Lloyd and bandmate Harrison Scott told HuffPost they felt compelled to lean into their “un-ironic” love of teen films in an effort to capture the rush of “first love” as referenced in the song. As for “Carrie,” the pair connected to that 1976 classic ― in which a telekinetic teen seeks revenge on her classmates after a prom night gone wrong ― because its portrayal of high school as a place of both humor and horror echoes the experience of many LGBTQ youths.
“High school can suck for a lot of queer kids, so we felt like the visceral quality of Carrie getting blood dumped on her really drove the point home,” said Lloyd, who is transgender. “Personally, my biggest challenge was keeping going while I had menthol-flavored fake blood in my eyes!”
Added Scott, who is gay, “High school and new love are both exciting and scary, and I think that resonates in the message of the song and video.”
“Other Way” is featured on BHuman’s 2019 debut album, “BMovie,” which came out just months after their self-titled debut EP. The 10-song “theatrical concept” collection reflects the varying backgrounds of its members ― Lloyd is British, while Scott is an Illinois native ― who were friends before they began collaborating as BHuman in mid-2018.
Their sense of campy humor, however, especially shines through in their music videos. “Goodbye,” which debuted on Billboard in March 2019, saw Scott and Lloyd donning 1960s-inspired duds while cavorting with giant puppets. For their reggae-tinged, electro-pop take on Cher’s “Believe,” they invoked Mulder and Scully from “The X-Files.”
The release of “Other Way” comes after a prolific period for many LGBTQ pop artists, with Sam Smith, Kim Petras and Lil Nas X racking up mainstream hits over the past year.

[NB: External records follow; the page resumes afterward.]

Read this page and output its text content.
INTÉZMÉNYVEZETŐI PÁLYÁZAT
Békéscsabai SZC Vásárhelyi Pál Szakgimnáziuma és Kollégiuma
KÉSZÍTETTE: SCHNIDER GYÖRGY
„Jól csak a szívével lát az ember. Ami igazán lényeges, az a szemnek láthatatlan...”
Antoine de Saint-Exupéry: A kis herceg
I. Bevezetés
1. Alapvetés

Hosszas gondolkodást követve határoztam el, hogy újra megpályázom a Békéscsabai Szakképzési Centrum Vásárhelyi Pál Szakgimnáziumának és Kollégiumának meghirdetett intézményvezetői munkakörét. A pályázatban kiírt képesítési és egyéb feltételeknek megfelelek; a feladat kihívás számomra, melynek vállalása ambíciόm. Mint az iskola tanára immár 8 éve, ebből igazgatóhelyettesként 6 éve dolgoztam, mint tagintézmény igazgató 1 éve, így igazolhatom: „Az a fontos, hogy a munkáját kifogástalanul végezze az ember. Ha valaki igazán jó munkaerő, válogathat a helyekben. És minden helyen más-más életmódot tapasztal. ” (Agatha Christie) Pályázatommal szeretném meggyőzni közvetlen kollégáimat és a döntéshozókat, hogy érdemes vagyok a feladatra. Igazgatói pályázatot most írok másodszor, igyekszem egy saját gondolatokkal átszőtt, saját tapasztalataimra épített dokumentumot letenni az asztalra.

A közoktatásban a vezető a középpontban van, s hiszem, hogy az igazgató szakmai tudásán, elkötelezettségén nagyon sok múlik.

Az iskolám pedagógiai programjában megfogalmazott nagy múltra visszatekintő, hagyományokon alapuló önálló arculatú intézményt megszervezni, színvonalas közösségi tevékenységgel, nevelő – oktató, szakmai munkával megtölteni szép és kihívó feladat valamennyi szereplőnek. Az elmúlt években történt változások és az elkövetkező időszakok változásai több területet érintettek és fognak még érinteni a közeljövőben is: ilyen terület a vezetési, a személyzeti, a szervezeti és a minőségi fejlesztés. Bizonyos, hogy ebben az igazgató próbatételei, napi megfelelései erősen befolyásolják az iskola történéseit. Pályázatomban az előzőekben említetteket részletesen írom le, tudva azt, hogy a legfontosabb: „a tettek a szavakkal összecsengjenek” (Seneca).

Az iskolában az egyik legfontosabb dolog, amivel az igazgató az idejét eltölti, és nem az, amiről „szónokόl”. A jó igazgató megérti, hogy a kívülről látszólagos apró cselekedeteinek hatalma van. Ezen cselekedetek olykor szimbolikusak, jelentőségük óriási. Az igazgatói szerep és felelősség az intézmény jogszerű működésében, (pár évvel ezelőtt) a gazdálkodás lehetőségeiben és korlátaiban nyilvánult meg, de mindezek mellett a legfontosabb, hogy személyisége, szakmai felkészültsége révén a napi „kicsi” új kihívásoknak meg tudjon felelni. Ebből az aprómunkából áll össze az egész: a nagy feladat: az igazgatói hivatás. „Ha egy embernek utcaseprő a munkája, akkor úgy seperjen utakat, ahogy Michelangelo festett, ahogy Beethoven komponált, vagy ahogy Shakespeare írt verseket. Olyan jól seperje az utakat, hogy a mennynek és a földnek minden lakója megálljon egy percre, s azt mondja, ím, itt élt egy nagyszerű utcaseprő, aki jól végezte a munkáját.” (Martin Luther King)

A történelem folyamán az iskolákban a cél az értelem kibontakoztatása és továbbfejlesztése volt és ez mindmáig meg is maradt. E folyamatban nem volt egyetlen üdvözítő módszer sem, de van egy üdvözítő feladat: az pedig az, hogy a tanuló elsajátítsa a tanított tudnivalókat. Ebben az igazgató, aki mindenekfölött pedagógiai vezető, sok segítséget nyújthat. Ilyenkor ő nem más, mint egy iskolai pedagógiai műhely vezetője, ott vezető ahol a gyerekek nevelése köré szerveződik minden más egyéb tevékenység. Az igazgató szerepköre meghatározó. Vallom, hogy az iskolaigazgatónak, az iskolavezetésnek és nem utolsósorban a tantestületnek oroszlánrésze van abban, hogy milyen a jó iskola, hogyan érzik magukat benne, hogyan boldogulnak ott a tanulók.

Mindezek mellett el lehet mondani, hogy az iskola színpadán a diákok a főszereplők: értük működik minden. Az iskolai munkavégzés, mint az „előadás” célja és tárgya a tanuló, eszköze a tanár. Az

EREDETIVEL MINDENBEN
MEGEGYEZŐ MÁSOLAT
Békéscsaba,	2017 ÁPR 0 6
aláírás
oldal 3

Scott sees the cultural embrace of such stars as a natural progression in terms of how “the breadth and depth of people” who consume music is represented.
“We’re telling stories and making music about our lives, which are inherently queer stories,” he said.
Lloyd, who cites Sufjan Stevens and Regina Spektor as influences, is hopeful fans of all backgrounds will relate to BHuman’s music and specifically to “Other Way,” because “love is an emotion felt by all.”
“Stories unite us because we automatically place ourselves in them,” she said.